Asif Kapadia, UK, 2015, 128'
On 23 July 2011, Amy Winehouse, born in London, joined the 'Forever 27', a tragic club of talented musicians including Brian Jones, Janis Japlin, Jimi Hendrix, Jim Morrison and Kurt Cobain, who played their last notes way too young. In the documentary “Amy”, we see how the British singer of Jewish origin grew from aspiring jazz singer with her phenomenal voice and musical talent into a world star who wrote and sang from the very depths of her heart.
The rough diamond on the 2003 debut album Frank, unfortunately, proved to be an unguided missile. Along with her success, her personal problems increased steadily. The album Back to Black in 2006 catapulted the then 23-year-old Winehouse to the highest echelons of the music charts. Everyone was wild about the white singer with black voice, but unfortunately the paparazzi were also wild about Winehouse’s controversial drink and drugs-infused lifestyle and her destructive marriage with Blake Fielder-Civil. The album marked the start of her irreversible downfall.

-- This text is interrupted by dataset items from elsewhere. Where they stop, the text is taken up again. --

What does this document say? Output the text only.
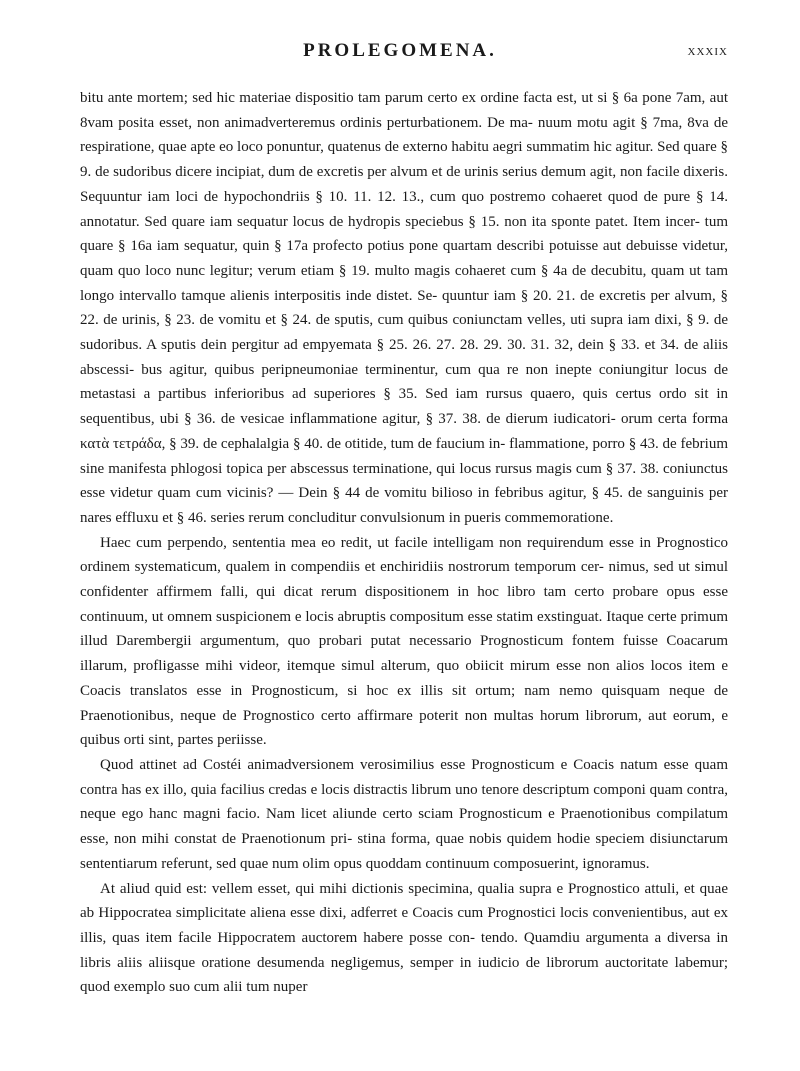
PROLEGOMENA.	XXXIX

bitu ante mortem; sed hic materiae dispositio tam parum certo ex ordine facta est, ut si § 6a pone 7am, aut 8vam posita esset, non animadverteremus ordinis perturbationem. De ma- nuum motu agit § 7ma, 8va de respiratione, quae apte eo loco ponuntur, quatenus de externo habitu aegri summatim hic agitur. Sed quare § 9. de sudoribus dicere incipiat, dum de excretis per alvum et de urinis serius demum agit, non facile dixeris. Sequuntur iam loci de hypochondriis § 10. 11. 12. 13., cum quo postremo cohaeret quod de pure § 14. annotatur. Sed quare iam sequatur locus de hydropis speciebus § 15. non ita sponte patet. Item incer- tum quare § 16a iam sequatur, quin § 17a profecto potius pone quartam describi potuisse aut debuisse videtur, quam quo loco nunc legitur; verum etiam § 19. multo magis cohaeret cum § 4a de decubitu, quam ut tam longo intervallo tamque alienis interpositis inde distet. Se- quuntur iam § 20. 21. de excretis per alvum, § 22. de urinis, § 23. de vomitu et § 24. de sputis, cum quibus coniunctam velles, uti supra iam dixi, § 9. de sudoribus. A sputis dein pergitur ad empyemata § 25. 26. 27. 28. 29. 30. 31. 32, dein § 33. et 34. de aliis abscessi- bus agitur, quibus peripneumoniae terminentur, cum qua re non inepte coniungitur locus de metastasi a partibus inferioribus ad superiores § 35. Sed iam rursus quaero, quis certus ordo sit in sequentibus, ubi § 36. de vesicae inflammatione agitur, § 37. 38. de dierum iudicatori- orum certa forma κατὰ τετράδα, § 39. de cephalalgia § 40. de otitide, tum de faucium in- flammatione, porro § 43. de febrium sine manifesta phlogosi topica per abscessus terminatione, qui locus rursus magis cum § 37. 38. coniunctus esse videtur quam cum vicinis? — Dein § 44 de vomitu bilioso in febribus agitur, § 45. de sanguinis per nares effluxu et § 46. series rerum concluditur convulsionum in pueris commemoratione.

Haec cum perpendo, sententia mea eo redit, ut facile intelligam non requirendum esse in Prognostico ordinem systematicum, qualem in compendiis et enchiridiis nostrorum temporum cer- nimus, sed ut simul confidenter affirmem falli, qui dicat rerum dispositionem in hoc libro tam certo probare opus esse continuum, ut omnem suspicionem e locis abruptis compositum esse statim exstinguat. Itaque certe primum illud Darembergii argumentum, quo probari putat necessario Prognosticum fontem fuisse Coacarum illarum, profligasse mihi videor, itemque simul alterum, quo obiicit mirum esse non alios locos item e Coacis translatos esse in Prognosticum, si hoc ex illis sit ortum; nam nemo quisquam neque de Praenotionibus, neque de Prognostico certo affirmare poterit non multas horum librorum, aut eorum, e quibus orti sint, partes periisse.

Quod attinet ad Costéi animadversionem verosimilius esse Prognosticum e Coacis natum esse quam contra has ex illo, quia facilius credas e locis distractis librum uno tenore descriptum componi quam contra, neque ego hanc magni facio. Nam licet aliunde certo sciam Prognosticum e Praenotionibus compilatum esse, non mihi constat de Praenotionum pri- stina forma, quae nobis quidem hodie speciem disiunctarum sententiarum referunt, sed quae num olim opus quoddam continuum composuerint, ignoramus.

At aliud quid est: vellem esset, qui mihi dictionis specimina, qualia supra e Prognostico attuli, et quae ab Hippocratea simplicitate aliena esse dixi, adferret e Coacis cum Prognostici locis convenientibus, aut ex illis, quas item facile Hippocratem auctorem habere posse con- tendo. Quamdiu argumenta a diversa in libris aliis aliisque oratione desumenda negligemus, semper in iudicio de librorum auctoritate labemur; quod exemplo suo cum alii tum nuper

Director Asif Kapadia brings this chronicle of an announced death in a very intriguing, almost intimate way. He uses only archive material and illustrates important events from her life with lyrics. The effect is that Amy does not only seem the subject but also the author of her own story. The witnesses interviewed off-screen are like a background choir of ghosts, while Amy is omnipresent and, ironically, full of life.